Motion planning serves as a pivotal role in various robotics applications, endowing robots with intelligence and autonomy. It translates human commands and tasks into a reference trajectory, with a tracking controller steering the system along the reference trajectory, eventually implementing the commands and tasks. Despite extensive study in motion planning for continuous-time and discrete-time systems, the emergence of hybrid dynamical systems underscores their limitations. Hybrid dynamical systems feature state variables that may evolve continuously (flow) and, at times, evolve discretely (jump). Compared with motion planning for pure continuous-time/discrete-time system, only a few efforts have been devoted to motion planning for a special class of hybrid dynamical systems. Motivated by these gaps, this dissertation focuses on developing provably-correct and efficient motion planning algorithms for a broad class of hybrid dynamical systems.
Firstly, this dissertation lays the groundwork by establishing the fundamental theory of motion planning for hybrid dynamical systems. The motion planning problem for hybrid dynamical systems is formulated using the hybrid equations framework, which is general to capture most hybrid dynamical systems.

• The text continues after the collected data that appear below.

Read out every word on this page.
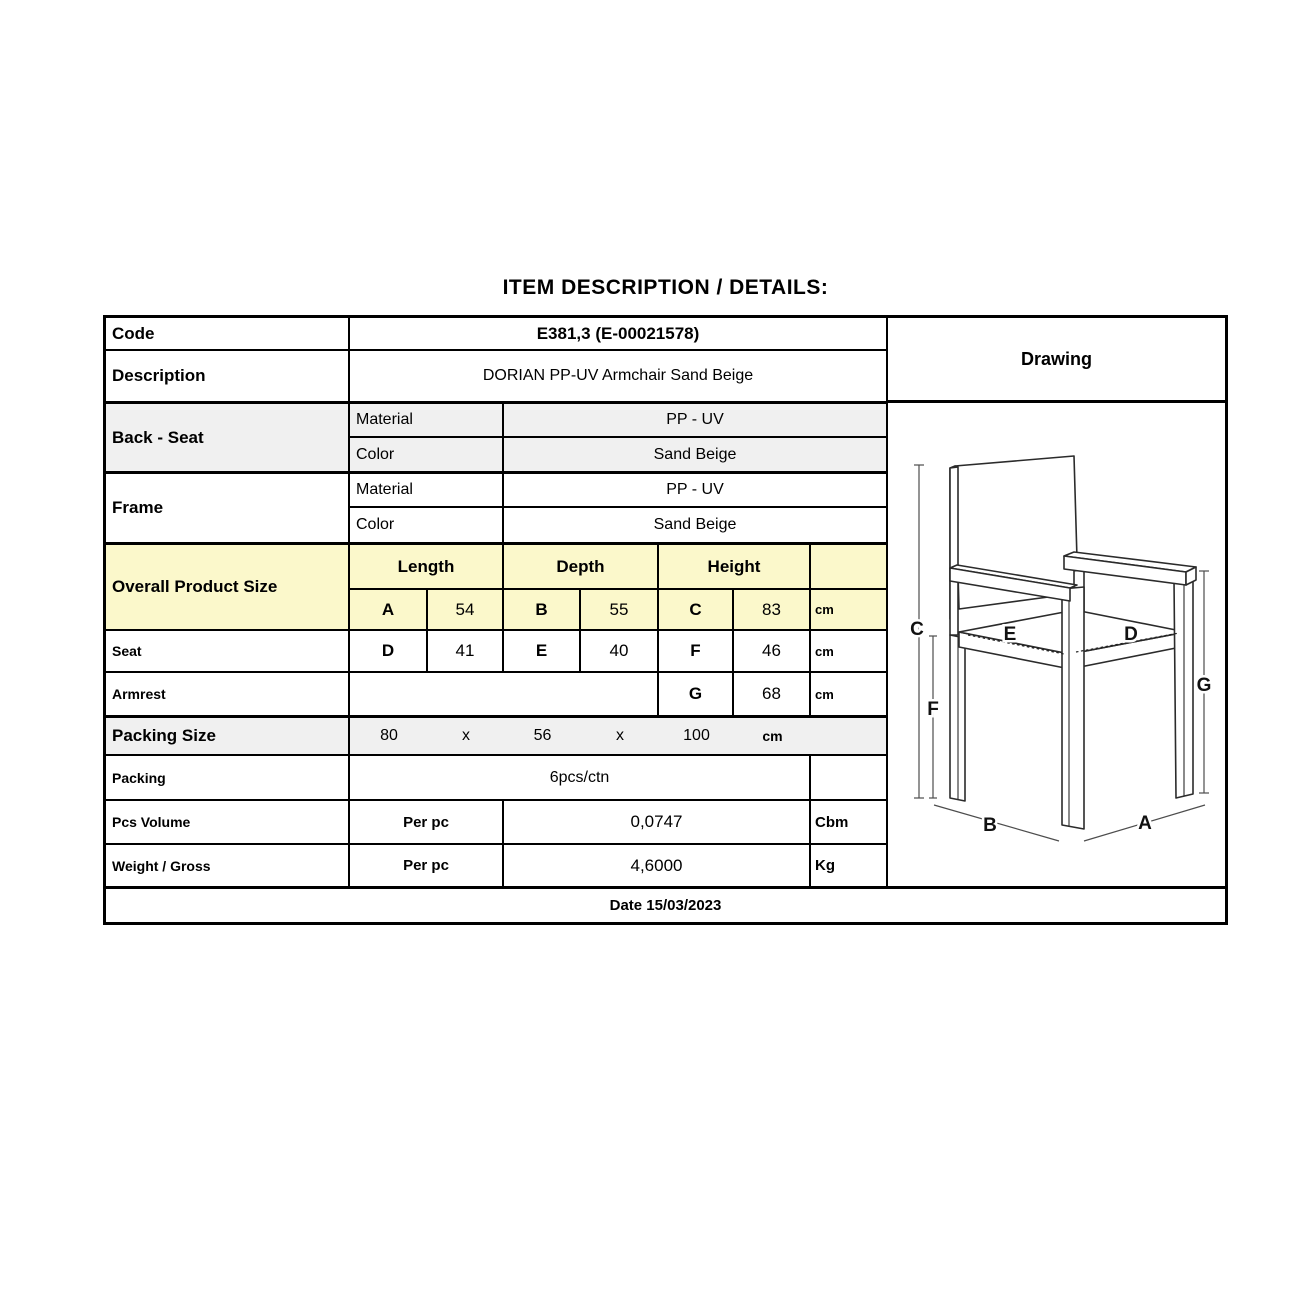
ITEM DESCRIPTION / DETAILS:
Code	E381,3 (E-00021578)
Description	DORIAN PP-UV Armchair Sand Beige
Back - Seat
Material	PP - UV
Color	Sand Beige
Frame
Material	PP - UV
Color	Sand Beige
Overall Product Size
Length	Depth	Height
A	54	B	55	C	83	cm
Seat	D	41	E	40	F	46	cm
Armrest	G	68	cm
Packing Size	80	x	56	x	100	cm
Packing	6pcs/ctn
Pcs Volume	Per pc	0,0747	Cbm
Weight / Gross	Per pc	4,6000	Kg
Drawing
C
F
G
B	A
E	D
Date 15/03/2023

To overcome the lack of the systematic analysis on the propagation, reversal, concatenation, and truncation operations, which are used in almost all motion planning algorithms, on the solutions to hybrid dynamical systems, this dissertation formalizes the definitions of those operations for the hybrid dynamical systems. This dissertation proposes a bidirectional propagation algorithm template that describes a general framework using the aforementioned operations to solve the motion planning problem for hybrid dynamical systems.
Secondly, a rapidly-exploring random trees (RRT) implementation of the proposed algorithm template is designed to solve the motion planning problem for hybrid dynamical systems. At each iteration, the proposed algorithm, called HyRRT, randomly picks a state sample and extends the search tree by flow or jump, which is also chosen randomly when both regimes are possible. Through a definition of concatenation of functions defined on hybrid time domains, we show that HyRRT is probabilistically complete, namely, the probability of failing to find a motion plan approaches zero as the number of iterations of the algorithm increases. This property is guaranteed under mild conditions on the data defining the motion plan, which include a relaxation of the usual positive clearance assumption imposed in the literature of classical systems. The motion plan is computed through the solution of two optimization problems, one associated with the flow and the other with the jumps of the system.

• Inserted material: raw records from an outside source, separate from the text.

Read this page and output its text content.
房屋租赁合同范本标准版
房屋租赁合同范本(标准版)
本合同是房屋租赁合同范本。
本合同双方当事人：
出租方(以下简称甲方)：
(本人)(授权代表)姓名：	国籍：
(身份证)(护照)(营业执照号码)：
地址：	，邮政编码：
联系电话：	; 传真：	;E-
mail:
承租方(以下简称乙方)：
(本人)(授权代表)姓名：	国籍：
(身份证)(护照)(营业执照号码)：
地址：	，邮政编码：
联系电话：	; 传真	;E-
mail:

Thirdly, this dissertation proposes a bidirectional RRT algorithm to solve the motion planning problem for hybrid dynamical systems, accelerating the search process. The proposed algorithm, called HyRRT-Connect, propagates in both forward and backward directions in hybrid time until an overlap between the forward and backward propagation results is detected. Then, HyRRT-Connect constructs a motion plan through the reversal and concatenation of functions defined on hybrid time domains, ensuring the motion plan thoroughly satisfies the given hybrid dynamics. To address the potential discontinuity along the flow caused by tolerating some distance between the forward and backward partial motion plans, we reconstruct the backward partial motion plan by a forward-in-hybrid-time simulation from the final state of the forward partial motion plan. By applying the reversed input of the backward partial motion plan, the reconstruction process effectively eliminates the discontinuity and ensures that as the tolerance distance decreases to zero, the distance between the endpoint of the reconstructed motion plan and the final state set approaches zero.
At last, we formulate an optimal motion planning problem for hybrid dynamical systems and design a stable sparse RRT (SST) algorithm to solve the optimal motion planning problem for hybrid dynamical systems. At each iteration, the proposed algorithm, called HySST, selects a vertex with minimal cost among all the vertices within the neighborhood of a random sample, subsequently extending the search tree. In addition, HySST maintains a static set of witness points where all vertices within each witness's neighborhood are pruned, except for the ones with lowest cost. We show that HySST is asymptotically near-optimal, namely, the probability of failing to find a motion plan with cost close to the optimal approaches zero as the number of iterations of the algorithm increases to infinity.
The contributions of this dissertation go beyond the development of certain motion planning algorithms. It introduces a novel motion planning problem for a general dynamical system and furnishes theoretical tools, enabling researchers to design their own algorithms for solving this problem while ensuring completeness guarantees. In addition, a hybrid dynamical system serves as a powerful modeling tool for addressing difficult motion planning problems. By employing a generic hybrid dynamical system model, users can tackle challenging motion planning tasks efficiently, with minimal modeling effort and theoretical guarantees.